Walking through new housing units that sparkle with new paint where once there was only destruction, it is hard not to feel a little bit of hope. Hearing some stories about people who have opted to come inside after long and stressful periods living outside, it is hard not to believe that something pretty amazing is happening. And talking with policymakers and the managed care executives to hear their vision of how they want this to turn out, I left hoping that this vision will come to life. A vision where everyone who needs the level of care available in permanent supportive housing will someday have it because of the courageous and dedicated work of many, many people in the state. One thing’s for sure: you can’t do any of this without housing; and you can’t do supportive housing—especially in a scattered model like this—without services that can meet the intensity of the need and be mobile to meet people where they live.

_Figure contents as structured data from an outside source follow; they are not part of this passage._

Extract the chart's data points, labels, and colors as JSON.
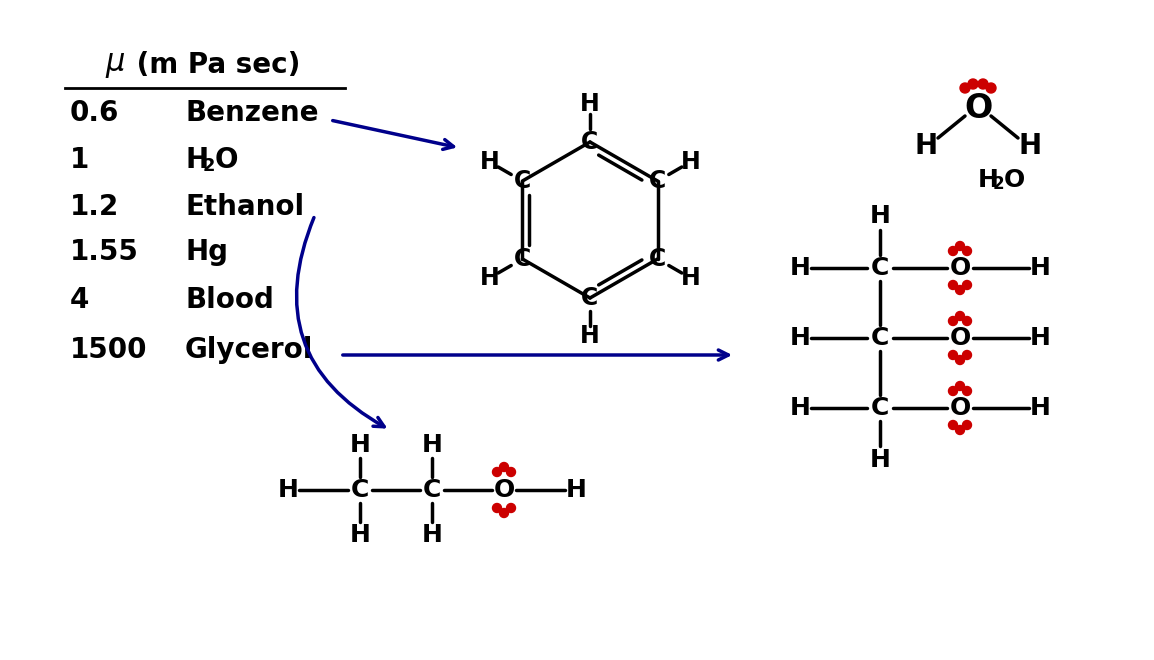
{
  "bg_color": "#ffffff",
  "text_color": "#000000",
  "arrow_color": "#00008B",
  "dot_color": "#CC0000",
  "table_data": [
    [
      "0.6",
      "Benzene"
    ],
    [
      "1",
      "H2O"
    ],
    [
      "1.2",
      "Ethanol"
    ],
    [
      "1.55",
      "Hg"
    ],
    [
      "4",
      "Blood"
    ],
    [
      "1500",
      "Glycerol"
    ]
  ],
  "figw": 11.54,
  "figh": 6.6,
  "dpi": 100
}
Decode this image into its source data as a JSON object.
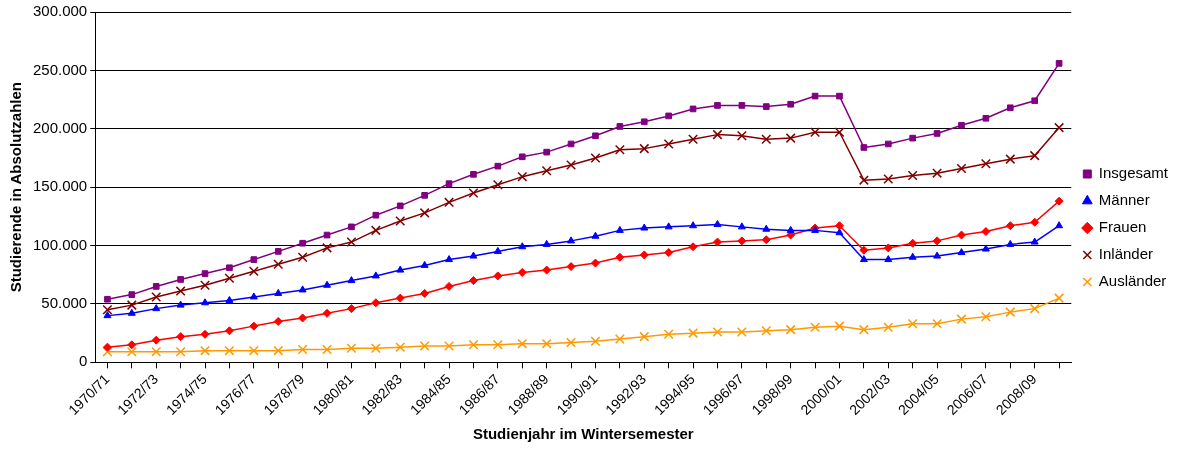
{
  "chart_data": {
    "type": "line",
    "xlabel": "Studienjahr im Wintersemester",
    "ylabel": "Studierende in Absolutzahlen",
    "categories": [
      "1970/71",
      null,
      "1972/73",
      null,
      "1974/75",
      null,
      "1976/77",
      null,
      "1978/79",
      null,
      "1980/81",
      null,
      "1982/83",
      null,
      "1984/85",
      null,
      "1986/87",
      null,
      "1988/89",
      null,
      "1990/91",
      null,
      "1992/93",
      null,
      "1994/95",
      null,
      "1996/97",
      null,
      "1998/99",
      null,
      "2000/01",
      null,
      "2002/03",
      null,
      "2004/05",
      null,
      "2006/07",
      null,
      "2008/09",
      null
    ],
    "series": [
      {
        "name": "Insgesamt",
        "color": "#800080",
        "marker": "square",
        "values": [
          54000,
          58000,
          65000,
          71000,
          76000,
          81000,
          88000,
          95000,
          102000,
          109000,
          116000,
          126000,
          134000,
          143000,
          153000,
          161000,
          168000,
          176000,
          180000,
          187000,
          194000,
          202000,
          206000,
          211000,
          217000,
          220000,
          220000,
          219000,
          221000,
          228000,
          228000,
          184000,
          187000,
          192000,
          196000,
          203000,
          209000,
          218000,
          224000,
          256000
        ]
      },
      {
        "name": "Männer",
        "color": "#0000ff",
        "marker": "triangle",
        "values": [
          40000,
          42000,
          46000,
          49000,
          51000,
          53000,
          56000,
          59000,
          62000,
          66000,
          70000,
          74000,
          79000,
          83000,
          88000,
          91000,
          95000,
          99000,
          101000,
          104000,
          108000,
          113000,
          115000,
          116000,
          117000,
          118000,
          116000,
          114000,
          113000,
          113000,
          111000,
          88000,
          88000,
          90000,
          91000,
          94000,
          97000,
          101000,
          103000,
          117000
        ]
      },
      {
        "name": "Frauen",
        "color": "#ff0000",
        "marker": "diamond",
        "values": [
          13000,
          15000,
          19000,
          22000,
          24000,
          27000,
          31000,
          35000,
          38000,
          42000,
          46000,
          51000,
          55000,
          59000,
          65000,
          70000,
          74000,
          77000,
          79000,
          82000,
          85000,
          90000,
          92000,
          94000,
          99000,
          103000,
          104000,
          105000,
          109000,
          115000,
          117000,
          96000,
          98000,
          102000,
          104000,
          109000,
          112000,
          117000,
          120000,
          138000
        ]
      },
      {
        "name": "Inländer",
        "color": "#800000",
        "marker": "cross",
        "values": [
          45000,
          49000,
          56000,
          61000,
          66000,
          72000,
          78000,
          84000,
          90000,
          98000,
          103000,
          113000,
          121000,
          128000,
          137000,
          145000,
          152000,
          159000,
          164000,
          169000,
          175000,
          182000,
          183000,
          187000,
          191000,
          195000,
          194000,
          191000,
          192000,
          197000,
          197000,
          156000,
          157000,
          160000,
          162000,
          166000,
          170000,
          174000,
          177000,
          201000
        ]
      },
      {
        "name": "Ausländer",
        "color": "#ff9900",
        "marker": "cross",
        "values": [
          9000,
          9000,
          9000,
          9000,
          10000,
          10000,
          10000,
          10000,
          11000,
          11000,
          12000,
          12000,
          13000,
          14000,
          14000,
          15000,
          15000,
          16000,
          16000,
          17000,
          18000,
          20000,
          22000,
          24000,
          25000,
          26000,
          26000,
          27000,
          28000,
          30000,
          31000,
          28000,
          30000,
          33000,
          33000,
          37000,
          39000,
          43000,
          46000,
          55000
        ]
      }
    ],
    "ylim": [
      0,
      300000
    ],
    "yticks": [
      {
        "value": 0,
        "label": "0"
      },
      {
        "value": 50000,
        "label": "50.000"
      },
      {
        "value": 100000,
        "label": "100.000"
      },
      {
        "value": 150000,
        "label": "150.000"
      },
      {
        "value": 200000,
        "label": "200.000"
      },
      {
        "value": 250000,
        "label": "250.000"
      },
      {
        "value": 300000,
        "label": "300.000"
      }
    ],
    "grid": "y",
    "legend": "right"
  }
}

Driving from Baton Rouge back to the airport with Marti Knisley (our “tour guide” from Technical Assistance Collaborative who has been helping design and implement this model), the three of us were talking about what is applicable to the rest of the country from this unique situation in Louisiana. A couple of things stood out.
First, states are increasingly turning to managed care because the cost of health care is unsustainable. We need managed care allies who can help figure out how to manage costs and care while improving outcomes for people who have not done well in the status quo.
Second, state policymakers can learn a lot from this model that breaks down siloes between disability groups or other subgroups. We can focus on working together to create one program that can meet the housing needs of people regardless of where they are coming from or what their diagnosis.
Third, this is not easy, but it’s possible. Those who figure out how to use Medicaid successfully in this way will have a more consistent and adequate source of services and therefore will be able to help a larger number of people who need this support. That sounds to me like a good formula for ending homelessness for people where their health is a major factor.